Шейла и Рашми фыркнули.
– Девочки, перестаньте! Откуда ей знать? – одернула их мисс Уортингтон. – Это дизайнерская кола. Попробуй, очень вкусно.
– Ладно, спасибо, – Тома пожала плечами.
Не то чтобы ей вдруг понравилась эта снобистская девица – просто врагов у нее и в интернате было предостаточно. Успеет еще нажить.
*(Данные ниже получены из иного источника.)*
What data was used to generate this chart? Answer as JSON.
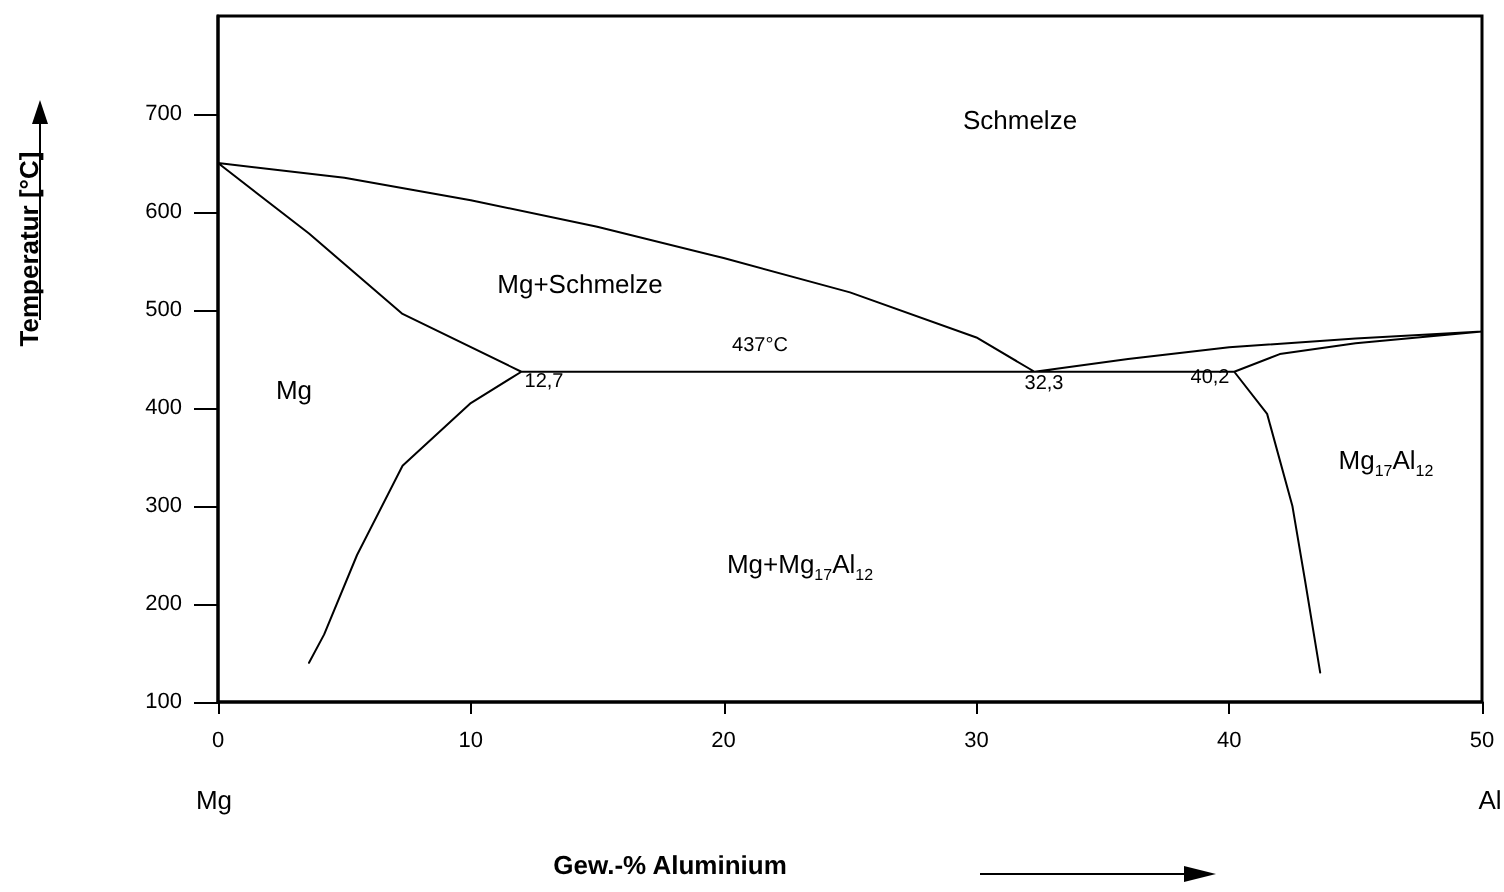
{
  "chart_data": {
    "type": "line",
    "xlabel": "Gew.-% Aluminium",
    "ylabel": "Temperatur [°C]",
    "xlim": [
      0,
      50
    ],
    "xticks": [
      0,
      10,
      20,
      30,
      40,
      50
    ],
    "ylim": [
      100,
      800
    ],
    "yticks": [
      100,
      200,
      300,
      400,
      500,
      600,
      700
    ],
    "grid": false,
    "marker": "none",
    "line_style": "solid",
    "series": [
      {
        "color": "#000000",
        "x": [
          0,
          5,
          10,
          15,
          20,
          25,
          30,
          32.3,
          36,
          40,
          45,
          50,
          null,
          0,
          3.6,
          7.3,
          12,
          40.2,
          42,
          45,
          50,
          null,
          12,
          10,
          7.3,
          5.5,
          4.2,
          3.6,
          null,
          40.2,
          41.5,
          42.5,
          43,
          43.6
        ],
        "values": [
          650,
          635,
          612,
          585,
          553,
          518,
          472,
          437,
          450,
          462,
          471,
          478,
          null,
          650,
          578,
          496,
          437,
          437,
          455,
          466,
          478,
          null,
          437,
          405,
          341,
          250,
          169,
          140,
          null,
          437,
          394,
          300,
          224,
          130
        ]
      }
    ],
    "annotations": [
      "Schmelze",
      "Mg+Schmelze",
      "Mg",
      "Mg+Mg$_{17}$Al$_{12}$",
      "Mg$_{17}$Al$_{12}$",
      "437°C",
      "12,7",
      "32,3",
      "40,2",
      "Mg",
      "Al"
    ]
  }
}
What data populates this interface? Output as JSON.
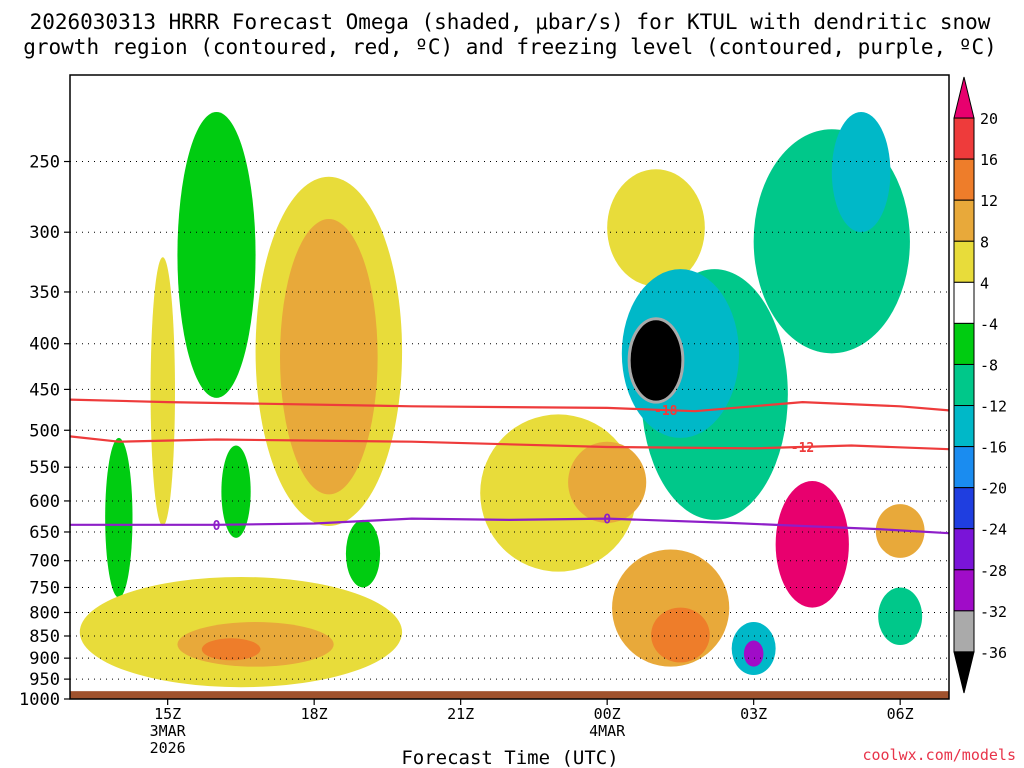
{
  "chart_data": {
    "type": "heatmap",
    "title_line1": "2026030313 HRRR Forecast Omega (shaded, μbar/s) for KTUL with dendritic snow",
    "title_line2": "growth region (contoured, red, ºC) and freezing level (contoured, purple, ºC)",
    "xlabel": "Forecast Time (UTC)",
    "ylabel": "",
    "credit": "coolwx.com/models",
    "x_ticks": [
      {
        "hour": 15,
        "label": "15Z",
        "sub1": "3MAR",
        "sub2": "2026"
      },
      {
        "hour": 18,
        "label": "18Z",
        "sub1": "",
        "sub2": ""
      },
      {
        "hour": 21,
        "label": "21Z",
        "sub1": "",
        "sub2": ""
      },
      {
        "hour": 24,
        "label": "00Z",
        "sub1": "4MAR",
        "sub2": ""
      },
      {
        "hour": 27,
        "label": "03Z",
        "sub1": "",
        "sub2": ""
      },
      {
        "hour": 30,
        "label": "06Z",
        "sub1": "",
        "sub2": ""
      }
    ],
    "xlim_hours": [
      13.0,
      31.0
    ],
    "y_ticks": [
      250,
      300,
      350,
      400,
      450,
      500,
      550,
      600,
      650,
      700,
      750,
      800,
      850,
      900,
      950,
      1000
    ],
    "ylim_hPa": [
      200,
      1000
    ],
    "y_scale": "log-pressure",
    "surface_pressure_hPa": 980,
    "colorbar": {
      "levels": [
        20,
        16,
        12,
        8,
        4,
        -4,
        -8,
        -12,
        -16,
        -20,
        -24,
        -28,
        -32,
        -36
      ],
      "colors": [
        "#e8006e",
        "#ee3b3b",
        "#ee7d2a",
        "#e8a93a",
        "#e8dc3a",
        "#ffffff",
        "#00cc11",
        "#00c88a",
        "#00b8c8",
        "#1a8cf0",
        "#1f3ee0",
        "#7a14d8",
        "#a00cc8",
        "#aaaaaa",
        "#000000"
      ],
      "unit": "μbar/s"
    },
    "omega_regions": [
      {
        "name": "green-1430",
        "t": 14.0,
        "p": 640,
        "dt": 0.28,
        "dp": 130,
        "value": -6
      },
      {
        "name": "green-1630",
        "t": 16.0,
        "p": 340,
        "dt": 0.8,
        "dp": 120,
        "value": -7
      },
      {
        "name": "green-1600-mid",
        "t": 16.4,
        "p": 590,
        "dt": 0.3,
        "dp": 70,
        "value": -6
      },
      {
        "name": "green-1850",
        "t": 19.0,
        "p": 690,
        "dt": 0.35,
        "dp": 60,
        "value": -6
      },
      {
        "name": "yellow-1500",
        "t": 14.9,
        "p": 480,
        "dt": 0.25,
        "dp": 160,
        "value": 5
      },
      {
        "name": "yellow-low",
        "t": 16.5,
        "p": 850,
        "dt": 3.3,
        "dp": 120,
        "value": 5
      },
      {
        "name": "orange-low",
        "t": 16.8,
        "p": 870,
        "dt": 1.6,
        "dp": 50,
        "value": 9
      },
      {
        "name": "red-low",
        "t": 16.3,
        "p": 880,
        "dt": 0.6,
        "dp": 25,
        "value": 14
      },
      {
        "name": "yellow-1830",
        "t": 18.3,
        "p": 450,
        "dt": 1.5,
        "dp": 190,
        "value": 5
      },
      {
        "name": "orange-1830",
        "t": 18.3,
        "p": 440,
        "dt": 1.0,
        "dp": 150,
        "value": 10
      },
      {
        "name": "yellow-2230",
        "t": 23.0,
        "p": 600,
        "dt": 1.6,
        "dp": 120,
        "value": 5
      },
      {
        "name": "yellow-0030-high",
        "t": 25.0,
        "p": 300,
        "dt": 1.0,
        "dp": 45,
        "value": 6
      },
      {
        "name": "green-0200-mid",
        "t": 26.2,
        "p": 480,
        "dt": 1.5,
        "dp": 150,
        "value": -9
      },
      {
        "name": "teal-0100",
        "t": 25.5,
        "p": 420,
        "dt": 1.2,
        "dp": 90,
        "value": -13
      },
      {
        "name": "black-0100",
        "t": 25.0,
        "p": 420,
        "dt": 0.55,
        "dp": 45,
        "value": -40
      },
      {
        "name": "orange-0000",
        "t": 24.0,
        "p": 575,
        "dt": 0.8,
        "dp": 60,
        "value": 10
      },
      {
        "name": "orange-0100-low",
        "t": 25.3,
        "p": 800,
        "dt": 1.2,
        "dp": 120,
        "value": 10
      },
      {
        "name": "red-0100-low",
        "t": 25.5,
        "p": 850,
        "dt": 0.6,
        "dp": 60,
        "value": 14
      },
      {
        "name": "green-0430-high",
        "t": 28.6,
        "p": 320,
        "dt": 1.6,
        "dp": 90,
        "value": -9
      },
      {
        "name": "teal-0430-high",
        "t": 29.2,
        "p": 260,
        "dt": 0.6,
        "dp": 40,
        "value": -13
      },
      {
        "name": "teal-0300-low",
        "t": 27.0,
        "p": 880,
        "dt": 0.45,
        "dp": 60,
        "value": -16
      },
      {
        "name": "purple-0300-low",
        "t": 27.0,
        "p": 890,
        "dt": 0.2,
        "dp": 30,
        "value": -29
      },
      {
        "name": "magenta-0400",
        "t": 28.2,
        "p": 680,
        "dt": 0.75,
        "dp": 110,
        "value": 22
      },
      {
        "name": "green-0600",
        "t": 30.0,
        "p": 810,
        "dt": 0.45,
        "dp": 60,
        "value": -9
      },
      {
        "name": "orange-0600",
        "t": 30.0,
        "p": 650,
        "dt": 0.5,
        "dp": 45,
        "value": 9
      }
    ],
    "contours": [
      {
        "name": "dgz-top",
        "label": "-18",
        "label_hour": 25.2,
        "color": "#ee3b3b",
        "points": [
          [
            13.0,
            462
          ],
          [
            15.0,
            465
          ],
          [
            20.0,
            470
          ],
          [
            24.0,
            472
          ],
          [
            25.8,
            476
          ],
          [
            28.0,
            465
          ],
          [
            30.0,
            470
          ],
          [
            31.0,
            475
          ]
        ]
      },
      {
        "name": "dgz-bottom",
        "label": "-12",
        "label_hour": 28.0,
        "color": "#ee3b3b",
        "points": [
          [
            13.0,
            508
          ],
          [
            14.0,
            515
          ],
          [
            16.0,
            512
          ],
          [
            20.0,
            515
          ],
          [
            24.0,
            522
          ],
          [
            27.0,
            524
          ],
          [
            29.0,
            520
          ],
          [
            31.0,
            525
          ]
        ]
      },
      {
        "name": "freezing-level",
        "label": "0",
        "label_hour": 16.0,
        "label2": "0",
        "label2_hour": 24.0,
        "color": "#8e1ec8",
        "points": [
          [
            13.0,
            638
          ],
          [
            16.0,
            638
          ],
          [
            18.0,
            636
          ],
          [
            20.0,
            628
          ],
          [
            22.0,
            630
          ],
          [
            24.0,
            628
          ],
          [
            26.5,
            635
          ],
          [
            28.0,
            640
          ],
          [
            29.5,
            645
          ],
          [
            31.0,
            652
          ]
        ]
      }
    ]
  }
}
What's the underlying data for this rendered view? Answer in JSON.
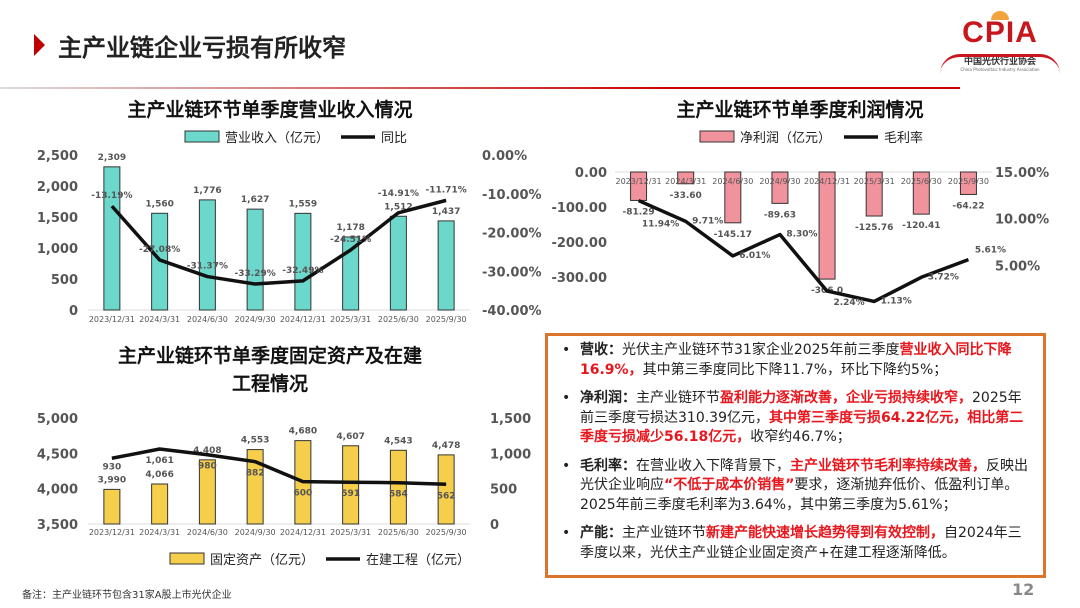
{
  "header": {
    "title": "主产业链企业亏损有所收窄"
  },
  "logo": {
    "text": "CPIA",
    "cn": "中国光伏行业协会",
    "en": "China Photovoltaic Industry Association"
  },
  "colors": {
    "accent": "#C00000",
    "revenue_bar": "#6CD8CC",
    "profit_bar": "#F0939C",
    "asset_bar": "#F5CE4C",
    "line": "#111111",
    "box_border": "#D9762B",
    "highlight": "#E8161D"
  },
  "chart_data": [
    {
      "type": "bar+line",
      "title": "主产业链环节单季度营业收入情况",
      "categories": [
        "2023/12/31",
        "2024/3/31",
        "2024/6/30",
        "2024/9/30",
        "2024/12/31",
        "2025/3/31",
        "2025/6/30",
        "2025/9/30"
      ],
      "series": [
        {
          "name": "营业收入（亿元）",
          "type": "bar",
          "axis": "left",
          "values": [
            2309,
            1560,
            1776,
            1627,
            1559,
            1178,
            1512,
            1437
          ],
          "labels": [
            "2,309",
            "1,560",
            "1,776",
            "1,627",
            "1,559",
            "1,178",
            "1,512",
            "1,437"
          ]
        },
        {
          "name": "同比",
          "type": "line",
          "axis": "right",
          "values": [
            -13.19,
            -27.08,
            -31.37,
            -33.29,
            -32.49,
            -24.51,
            -14.91,
            -11.71
          ],
          "labels": [
            "-13.19%",
            "-27.08%",
            "-31.37%",
            "-33.29%",
            "-32.49%",
            "-24.51%",
            "-14.91%",
            "-11.71%"
          ]
        }
      ],
      "ylim": [
        0,
        2500
      ],
      "yticks": [
        "0",
        "500",
        "1,000",
        "1,500",
        "2,000",
        "2,500"
      ],
      "y2lim": [
        -40,
        0
      ],
      "y2ticks": [
        "-40.00%",
        "-30.00%",
        "-20.00%",
        "-10.00%",
        "0.00%"
      ],
      "legend": "top"
    },
    {
      "type": "bar+line",
      "title": "主产业链环节单季度利润情况",
      "categories": [
        "2023/12/31",
        "2024/3/31",
        "2024/6/30",
        "2024/9/30",
        "2024/12/31",
        "2025/3/31",
        "2025/6/30",
        "2025/9/30"
      ],
      "series": [
        {
          "name": "净利润（亿元）",
          "type": "bar",
          "axis": "left",
          "values": [
            -81.29,
            -33.6,
            -145.17,
            -89.63,
            -306.0,
            -125.76,
            -120.41,
            -64.22
          ],
          "labels": [
            "-81.29",
            "-33.60",
            "-145.17",
            "-89.63",
            "-306.0",
            "-125.76",
            "-120.41",
            "-64.22"
          ]
        },
        {
          "name": "毛利率",
          "type": "line",
          "axis": "right",
          "values": [
            11.94,
            9.71,
            6.01,
            8.3,
            2.24,
            1.13,
            3.72,
            5.61
          ],
          "labels": [
            "11.94%",
            "9.71%",
            "6.01%",
            "8.30%",
            "2.24%",
            "1.13%",
            "3.72%",
            "5.61%"
          ]
        }
      ],
      "ylim": [
        -400,
        0
      ],
      "yticks": [
        "-300.00",
        "-200.00",
        "-100.00",
        "0.00"
      ],
      "y2lim": [
        0,
        15
      ],
      "y2ticks": [
        "5.00%",
        "10.00%",
        "15.00%"
      ],
      "legend": "top"
    },
    {
      "type": "bar+line",
      "title": "主产业链环节单季度固定资产及在建工程情况",
      "categories": [
        "2023/12/31",
        "2024/3/31",
        "2024/6/30",
        "2024/9/30",
        "2024/12/31",
        "2025/3/31",
        "2025/6/30",
        "2025/9/30"
      ],
      "series": [
        {
          "name": "固定资产（亿元）",
          "type": "bar",
          "axis": "left",
          "values": [
            3990,
            4066,
            4408,
            4553,
            4680,
            4607,
            4543,
            4478
          ],
          "labels": [
            "3,990",
            "4,066",
            "4,408",
            "4,553",
            "4,680",
            "4,607",
            "4,543",
            "4,478"
          ]
        },
        {
          "name": "在建工程（亿元）",
          "type": "line",
          "axis": "right",
          "values": [
            930,
            1061,
            980,
            882,
            600,
            591,
            584,
            562
          ],
          "labels": [
            "930",
            "1,061",
            "980",
            "882",
            "600",
            "591",
            "584",
            "562"
          ]
        }
      ],
      "ylim": [
        3500,
        5000
      ],
      "yticks": [
        "3,500",
        "4,000",
        "4,500",
        "5,000"
      ],
      "y2lim": [
        0,
        1500
      ],
      "y2ticks": [
        "0",
        "500",
        "1,000",
        "1,500"
      ],
      "legend": "bottom"
    }
  ],
  "chart3_title_lines": [
    "主产业链环节单季度固定资产及在建",
    "工程情况"
  ],
  "summary": {
    "revenue": {
      "head": "营收：",
      "t1": "光伏主产业链环节31家企业2025年前三季度",
      "r1": "营业收入同比下降16.9%，",
      "t2": "其中第三季度同比下降11.7%，环比下降约5%；"
    },
    "profit": {
      "head": "净利润：",
      "t1": "主产业链环节",
      "r1": "盈利能力逐渐改善，企业亏损持续收窄，",
      "t2": "2025年前三季度亏损达310.39亿元，",
      "r2": "其中第三季度亏损64.22亿元，相比第二季度亏损减少56.18亿元，",
      "t3": "收窄约46.7%；"
    },
    "margin": {
      "head": "毛利率：",
      "t1": "在营业收入下降背景下，",
      "r1": "主产业链环节毛利率持续改善，",
      "t2": "反映出光伏企业响应",
      "r2": "“不低于成本价销售”",
      "t3": "要求，逐渐抛弃低价、低盈利订单。2025年前三季度毛利率为3.64%，其中第三季度为5.61%；"
    },
    "capacity": {
      "head": "产能：",
      "t1": "主产业链环节",
      "r1": "新建产能快速增长趋势得到有效控制，",
      "t2": "自2024年三季度以来，光伏主产业链企业固定资产+在建工程逐渐降低。"
    }
  },
  "footnote": "备注：主产业链环节包含31家A股上市光伏企业",
  "page_number": "12"
}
Уортингтон с подружками растворились в толпе, а Брин вернулась и плюхнулась на свое место.
– Держи, – она поставила перед Томой стакан апельсинового сока.
– Спасибо. Только вот Сара принесла мне колы… Будешь?
– Серьезно? – поморщилась исландка. – Ты собираешься это пить?
– Ну да, а почему нет? Тебе налить?
– Нет, спасибо, – надулась Брин.
На всякий случай перед едой Тамара проглотила сразу три таблетки профессора Эдлунда – уж больно сильно ей хотелось доказать всем, что она перевертыш.
Кола оказалась самой обычной, Тома отставила ее в сторонку, и к Брин постепенно вернулось хорошее настроение. В домик они возвращались вместе. Было светло: белые ночи наконец проявили себя во всем великолепии. Сытый желудок грел изнутри, шуршали легкие волны.
На веранде сидел Нанду с гитарой, вокруг него кучковались ребята, включая, как ни странно, Сару Уортингтон. Увидев Брин и Тому, все заржали.
– Что смешного? – насторожилась Тамара: внутри заворочалось дурное предчувствие.
– Вот и наша черная мамба! – Сара уперла руки в боки. – Скажи, юная леди, тебя никто не учил, что врать некрасиво?
– Ты о чем? – Тома задрала подбородок, в любой момент готовая защищаться.
– Мы все знаем. Что никакая ты не змея и вообще, скорее всего, не перевертыш!
– Что? – опешила Тамара. – Но откуда?..
– Птичка на хвосте принесла.
Она оглядела ребят в поисках хоть какой-то поддержки: не смеялся только Джо.
– Какое это имеет значение? – вступилась Брин. – Ну соврала, подумаешь, как будто вы все говорите только правду!
– Брин, не надо… – Тома дернула ее за рукав, но опоздала.
– А, с ней еще и Фриксдоттир! Отличная из вас получилась парочка! Фрик и псевдомамба! Не хочешь посмотреть, что ты пила сегодня за ужином? – Сара развернула к ней свой телефон.
На видео они с Шейлой плевали в разноцветную бутылку колы.
– Ну как, вкусно было? Дизайнерская работа!
– Мне все равно, мамба я или сибирский ядовитый хомяк! – Тома втянула воздух и отодвинула от себя Брин. – Тебе не жить!
Ее трясло от ярости. Голову сжали огненные тиски, внутренности скрутило, как стираное белье. От гнева Тома едва держалась на ногах. Ее передернуло, и она двинулась на Сару, сжав кулаки.
Но не успела она дотронуться до этой несчастной аристократки, как та побледнела и испуганно вскрикнула. Тома сделала еще один шаг: ноги слабели, перед глазами все качалось, череп раскалывался от боли. Веранда, Сара, ребята куда-то поплыли, и спина врезалась в твердую поверхность.